George Read – Delaware

During the Revolutionary War, the British captured the Governor of Delaware, and Read stepped up to the plate in his absence, raising money and troops while in the defense of his state. In later years, Read retired due to poor health, only to return for two terms in the Delaware senate, then Chief Justice until his death in 1798.

James Wilson – Pennsylvania

Born in Scotland, Wilson was well known as a logical and powerful orator who fought vehemently for the separation of the colonies from British rule. Despite this, the state of Pennsylvania was divided on the issue of independence, and he would not vote against the wishes of his constituents. While this did not win him many friends, it did earn the respect of those whom he was chosen to represent. Time was made for Wilson to return to his district to convince his people to approve of an independence vote, at which he was successful.
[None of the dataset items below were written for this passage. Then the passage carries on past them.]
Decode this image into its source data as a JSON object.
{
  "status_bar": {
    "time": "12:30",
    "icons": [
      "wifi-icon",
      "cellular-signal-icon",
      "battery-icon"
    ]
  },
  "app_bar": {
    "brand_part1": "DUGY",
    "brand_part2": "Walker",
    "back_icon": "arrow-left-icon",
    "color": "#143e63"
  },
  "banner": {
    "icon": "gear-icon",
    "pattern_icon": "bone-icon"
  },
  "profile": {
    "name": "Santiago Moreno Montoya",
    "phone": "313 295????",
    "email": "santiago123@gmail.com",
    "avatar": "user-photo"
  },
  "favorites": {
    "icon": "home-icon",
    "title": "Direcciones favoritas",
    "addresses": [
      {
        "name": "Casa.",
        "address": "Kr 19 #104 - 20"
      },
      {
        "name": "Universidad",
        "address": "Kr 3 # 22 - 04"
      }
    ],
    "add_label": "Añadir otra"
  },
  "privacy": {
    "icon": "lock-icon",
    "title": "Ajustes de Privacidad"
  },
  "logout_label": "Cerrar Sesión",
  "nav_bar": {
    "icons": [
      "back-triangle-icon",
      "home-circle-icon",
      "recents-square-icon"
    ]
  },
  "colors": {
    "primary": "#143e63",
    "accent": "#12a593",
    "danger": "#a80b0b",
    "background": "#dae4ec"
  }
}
After the signing, Wilson’s situation began a downward spiral. Moving to Philadelphia he began a legal practice to some moderate success, but was also prospecting and profiteering on the side, with less positive results. In 1779 his property was attacked in a foot shortage riot, and he had to be rescued and brought to a hiding place for his own safety. 

From 1779 to 1789, Wilson managed to pull up from the brink a bit, with several positions in government and banking, but in 1789 it all went down the drain. Wilson’s wife died, and he spent his fortune on speculations in New York and Pennsylvania that left him so broke he was sent to a debtor’s prison. Ironically, this was while he still served as a member of the Supreme Court.

By 1798, Wilson was so broken he could not work or function in any significant capacity and died that year while visiting a friend in North Carolina.

Elbridge Gerry – Massachusetts

Gerry was one of the initial envoys sent to France by the newly formed US government and was in 1810 elected Governor of the state of Massachusetts. This was where he ran into some trouble; Gerry was in favor of redrawing electoral districts to heavily favor his political party over the actual demographic population of that district. This would be what he was best known for, as it is the origin of the term “Gerrymandering” for which there are constant legal battles to this day.

Despite this, Gerry was elected to the office of Vice President in 1812 and died in that office in November of 1814.

William Whipple – New Hampshire

Unlike many of his peers, Whipple was born to a common household, attended a common school, and made his own fortune as an able sailor. With his fortune won through shrewdness and hard work, he entered public service.

When the Revolution began, Whipple was appointed a Brigadier General of the New Hampshire Militia, where he won decisive victories at the battles of Saratoga and Stillwater. With the war won, he served as an associate justice of their superior court, even during failing heart health, until he fell from his horse exhausted in 1785 literally traveling the court’s circuit.

There are, of course, many more of these stories, with 52 signatories left to go. Whenever we see issues being debated on the news or have discussions of current events with friends and coworkers, it would serve us well to remember the lives of those names less common in the minds of those making the debate. George Santayana wrote in 1905 that those who fail to remember the past are doomed to repeat it… A lesson we would do well to consider in the victories and defeats of those we hold up as heroes.